Tiny & The Tears – Honey
‘Honey’ is based it on a quote from Beefheart who described the effect of cannabis as being like a moth with its wing trapped in honey. I transferred cannabis to the aching love that one human can feel for another, a craving that is never ending, that even in death the need still remains.
The Burning Hell – The Best Ever Death Metal Band In Denton
Few songs bring me as much joy as the classic Mountain Goats track “The Best Ever Death Metal Band in Denton,” from the 2002 album All Hail West Texas. Like all the best Mountain Goats songs, it’s a concise short story with just the right amount of detail, and a decent helping of tragedy and melancholy. Yet the song is ultimately redemptive, and it’s hard not to love a tale of young dreamers triumphing over the suffocating expectations of their small-minded parents and teachers – especially when that tale centres on a teenage death metal band. Set to a happy-go-lucky major key 1/4/5 chord progression, the song’s most joyful moment is surely the “Hail Satan” coda, which leapt out of the speakers the first time I heard it, demanding to be sung along with at top volume. I’ve loved this song for so many years, but I still can’t resist that bit, and it always makes me smile.

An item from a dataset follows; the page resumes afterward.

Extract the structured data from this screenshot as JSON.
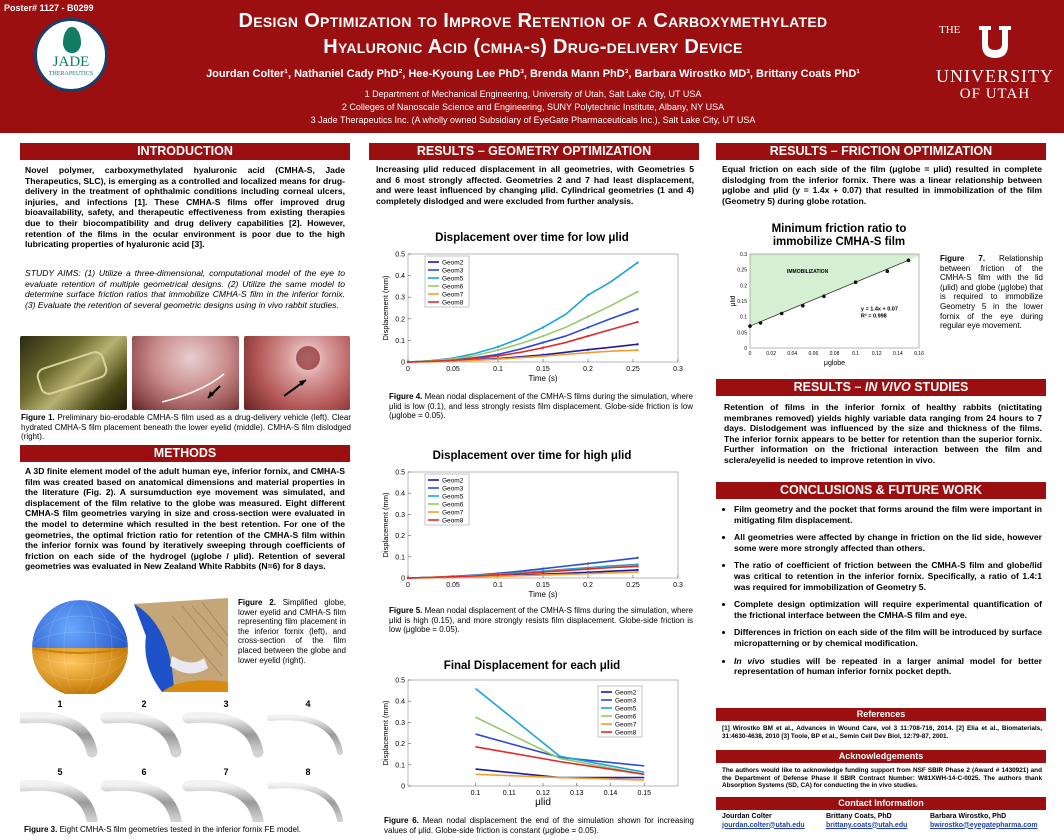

Deux Furieuses – Keep Your Eye On The Prize
‘Keep Your Eye on the Prize’ is an unreleased studio demo we recorded ten years ago just prior to our debut album Tracks of Wire. We wrote “Nothing behind us, everything ahead of us” as we started our new band. ‘Keep Your Eyes on the Prize’ was originally a folk song from the American Civil Rights Movement based on the traditional song ‘Keep Your Hand on the Plow’. Pete Seeger did a version and we wrote our own post punk version. It seemed appropriate for Joyzine’s 20 Years Of Joy celebrations because we are proud of our resilience on this difficult journey together as women in the music industry. It has been the love of our lives to play together and Joyzine has been there supporting us all along the way. We didn’t use the song on Tracks of Wire, but looking back it shows the protest song roots of Deux Furieuses. We recorded it at 2fly Studios, Sheffield, and remember singing down stairwells for natural reverb and using an Ebow on the guitar.
Dead Patrons – She’s Lost Control
A great deal of thought went into finding the perfect track to fit the theme but after rehearsing it our sorrowful hearts could not take it. Therefore, we went with a Joy Division cover.
Scrounge – Forward (Live from Cable Street)
For us, this track is connected to joy in several ways – from the cathartic release of playing it (especially audible in this live version) with its rising and falling structure to the idea of constantly moving forward, which is inherently joyful and full of possibility. It’s also a track that several people have said really resonated with them when they first heard it – and as anyone who makes music can tell you, hearing that the stuff you do has a genuine impact on people is more or less the most joyful feeling there is.
Mike Gale – Butterball
I came up with ‘Butterball’ after listening to a lot of the Japanese reggae/pop band Fishmans. I was just messing around with some samples and stuff that I’d found and this really fun and happy little instrumental started to appear. Putting the song together and finding little samples to add to it was possibly the most fun I can remember having while coming up with a song for a long time.
Piney Gir – Yalla Let’s Go
Joyzine has brought us joy for 20 years now. I can hardly believe it’s been going for that long. I love how supportive Joyzine is of our community of indie music & culture. It has truly been spreading joy and positivity for years and who doesn’t love that? I wrote this song to celebrate Joyzine’s birthday “Yalla Let’s Go!” means hey, let’s have a party!